Wednesday, December 22, 2010

Min'NoSnow'ta for Thursday

The near-unanimous consensus for Thursday afternoon/evening is a forecast of flurries. FOX still provides for the possibility of an inch of snow in the metro. Although it now appears to be a substantially snowless Thursday, this non-event will still be graded because so much attention was focused on the possibility of snow for the last several days. We've also included a few comments related to the extended forecast as detailed by several weather outlets. Remember to follow us on Twitter for forecaster updates and related comments.

WCCO: Little or no snow from metro north and east. Extended period of dry weather ahead.

KSTP: Maybe some flurries. No snow until possibly the middle of next week.

FOX: “Maybe up to an inch of snow here in the metro.”

KARE: "If we see any snow, it would be in the southwest metro and be less than an inch.
We’ll most likely add to our snow total before the end of the month. As we get out to New Year’s, there may be a more significant big storm headed to the Upper Midwest."

Star Tribune: Flurries. "It's pretty far off, but the GFS model is hinting at a potentially significant snowfall between New Year's Eve and roughly January 3, over 1.5" liquid. If it verifies (too early to tell) it could be a big, new pile of additional snow."

NWS: 30-40% chance of snow Thursday and Thursday night. No accumulation mentioned.

MPR: Snow sliding off to southwest of metro (from Tuesday a..m. update)
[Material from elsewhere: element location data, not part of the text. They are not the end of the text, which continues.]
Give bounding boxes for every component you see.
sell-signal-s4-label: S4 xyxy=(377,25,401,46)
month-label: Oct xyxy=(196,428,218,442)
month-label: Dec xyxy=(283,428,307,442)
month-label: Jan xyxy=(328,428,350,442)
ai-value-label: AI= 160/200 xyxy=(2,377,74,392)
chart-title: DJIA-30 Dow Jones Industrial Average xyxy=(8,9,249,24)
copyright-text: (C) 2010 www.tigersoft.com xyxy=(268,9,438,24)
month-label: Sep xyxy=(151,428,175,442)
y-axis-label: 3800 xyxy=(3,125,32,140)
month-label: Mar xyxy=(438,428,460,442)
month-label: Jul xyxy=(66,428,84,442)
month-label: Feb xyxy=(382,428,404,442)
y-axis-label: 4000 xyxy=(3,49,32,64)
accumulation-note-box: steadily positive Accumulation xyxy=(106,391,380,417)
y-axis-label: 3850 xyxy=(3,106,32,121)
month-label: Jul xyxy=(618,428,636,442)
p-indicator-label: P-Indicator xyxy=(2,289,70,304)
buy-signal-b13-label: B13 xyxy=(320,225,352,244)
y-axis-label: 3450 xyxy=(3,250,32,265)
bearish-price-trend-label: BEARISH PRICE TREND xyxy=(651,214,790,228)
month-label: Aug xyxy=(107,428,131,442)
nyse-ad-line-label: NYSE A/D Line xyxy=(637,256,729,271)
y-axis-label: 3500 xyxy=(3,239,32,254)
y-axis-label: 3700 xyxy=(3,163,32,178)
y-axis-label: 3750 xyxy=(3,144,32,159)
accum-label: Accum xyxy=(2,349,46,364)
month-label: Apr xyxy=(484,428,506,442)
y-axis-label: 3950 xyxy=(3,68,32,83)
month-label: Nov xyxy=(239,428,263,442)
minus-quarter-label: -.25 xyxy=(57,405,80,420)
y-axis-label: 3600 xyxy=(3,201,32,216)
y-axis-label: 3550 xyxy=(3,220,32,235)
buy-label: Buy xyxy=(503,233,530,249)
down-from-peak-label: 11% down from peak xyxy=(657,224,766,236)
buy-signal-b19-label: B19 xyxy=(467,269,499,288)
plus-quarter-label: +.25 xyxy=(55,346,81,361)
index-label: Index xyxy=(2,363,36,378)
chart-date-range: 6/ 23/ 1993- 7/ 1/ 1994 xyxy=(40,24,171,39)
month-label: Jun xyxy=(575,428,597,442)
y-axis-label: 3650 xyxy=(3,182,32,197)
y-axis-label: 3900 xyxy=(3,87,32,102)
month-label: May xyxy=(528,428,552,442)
  1. It might miss us, but this is going to make one hell of a storm for the South and East Coast. Reminds me of the 1993 Superstorm. If it takes the right track, 20 to 40" is possible in the Northeast and Mid-Atlantic areas.

  2. Here's some respectable coverage of the current thinking for the Washington DC area. Will be interesting to see what happens.

  3. This morning, most outlets have pushed this storm back northeast a hundred miles or more and have larger snow totals in the SW suburbs. A quick scan of the changes people are thinking this morning before the storm could be interesting.

    Another great site, especially for long range estimates of snowy weather is . He's an individual private forecaster, based out of the U.P. so he's a bit more focused on that area and Lake Superior lake effect, but he also does a very good job of letting people know well ahead of time what the long range models are saying, even if they have a chance of bouncing around a bit.

  4. Thanks, Erik. I've gone ahead and provided a new post for the revised forecasts. Thanks also for noting the johndee site.